Neither of the convicted men, Hassan Habib Merhi and Hussein Hassan Oneissi, has been arrested and sent to the Special Tribunal for Lebanon (STL) in the Netherlands. They were tried in their absence and remain at large.
Merhi and Oneissi were convicted on appeal in March of five crimes, including being accomplices to the intentional homicide of Hariri and the 21 others. They all were killed when plotters detonated a huge truck bomb on the Beirut seafront as Hariri’s motorcade drove past on Feb. 14, 2005.
The blast wounded another 226 people.
During a hearing Thursday, the tribunal’s president, Czech judge Ivana Hrdličková, said Merhi and Oneissi were receiving life sentences for each of their five convictions. If they are ever captured and imprisoned, the sentences would be served concurrently.

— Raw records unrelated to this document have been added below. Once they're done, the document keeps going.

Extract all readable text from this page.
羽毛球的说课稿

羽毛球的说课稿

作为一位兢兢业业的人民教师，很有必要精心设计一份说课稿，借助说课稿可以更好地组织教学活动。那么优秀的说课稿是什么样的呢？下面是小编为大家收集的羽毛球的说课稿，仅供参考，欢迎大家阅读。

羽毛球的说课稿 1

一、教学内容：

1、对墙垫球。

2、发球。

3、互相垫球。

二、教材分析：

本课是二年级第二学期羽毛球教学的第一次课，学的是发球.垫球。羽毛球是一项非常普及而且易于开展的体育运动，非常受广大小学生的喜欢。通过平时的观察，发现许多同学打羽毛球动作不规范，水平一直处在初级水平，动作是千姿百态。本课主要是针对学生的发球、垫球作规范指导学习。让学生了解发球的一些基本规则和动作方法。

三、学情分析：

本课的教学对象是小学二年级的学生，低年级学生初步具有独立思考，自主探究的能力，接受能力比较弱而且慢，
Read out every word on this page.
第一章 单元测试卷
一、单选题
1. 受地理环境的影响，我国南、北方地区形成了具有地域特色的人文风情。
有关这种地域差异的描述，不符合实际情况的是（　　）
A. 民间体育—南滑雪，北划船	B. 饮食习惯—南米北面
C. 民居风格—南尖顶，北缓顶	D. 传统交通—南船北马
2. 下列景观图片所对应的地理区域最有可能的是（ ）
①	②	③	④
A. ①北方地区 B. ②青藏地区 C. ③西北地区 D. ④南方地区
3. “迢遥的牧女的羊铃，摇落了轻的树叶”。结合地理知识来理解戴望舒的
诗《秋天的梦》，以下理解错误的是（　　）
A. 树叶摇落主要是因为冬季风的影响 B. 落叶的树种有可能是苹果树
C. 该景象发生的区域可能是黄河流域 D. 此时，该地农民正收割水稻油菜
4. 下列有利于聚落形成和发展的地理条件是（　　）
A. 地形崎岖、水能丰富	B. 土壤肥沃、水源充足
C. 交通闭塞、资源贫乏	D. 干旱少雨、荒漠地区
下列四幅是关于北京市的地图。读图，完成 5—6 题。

Prosecutors appealed after the two men were acquitted nearly two years ago following a lengthy trial that found another Hezbollah member, Salim Ayyash, guilty of involvement in the blast. Ayyash, who also was tried in absentia, received a life prison sentence.
The STL was created by a 2007 UN Security Council resolution. It is funded by voluntary contributions and by the Lebanese government.
Thursday’s ruling concludes the court’s main case.
It is expected that the court, which has been plagued by a funding crisis in the past years, will close down with only minimal staffing to handle residual issues.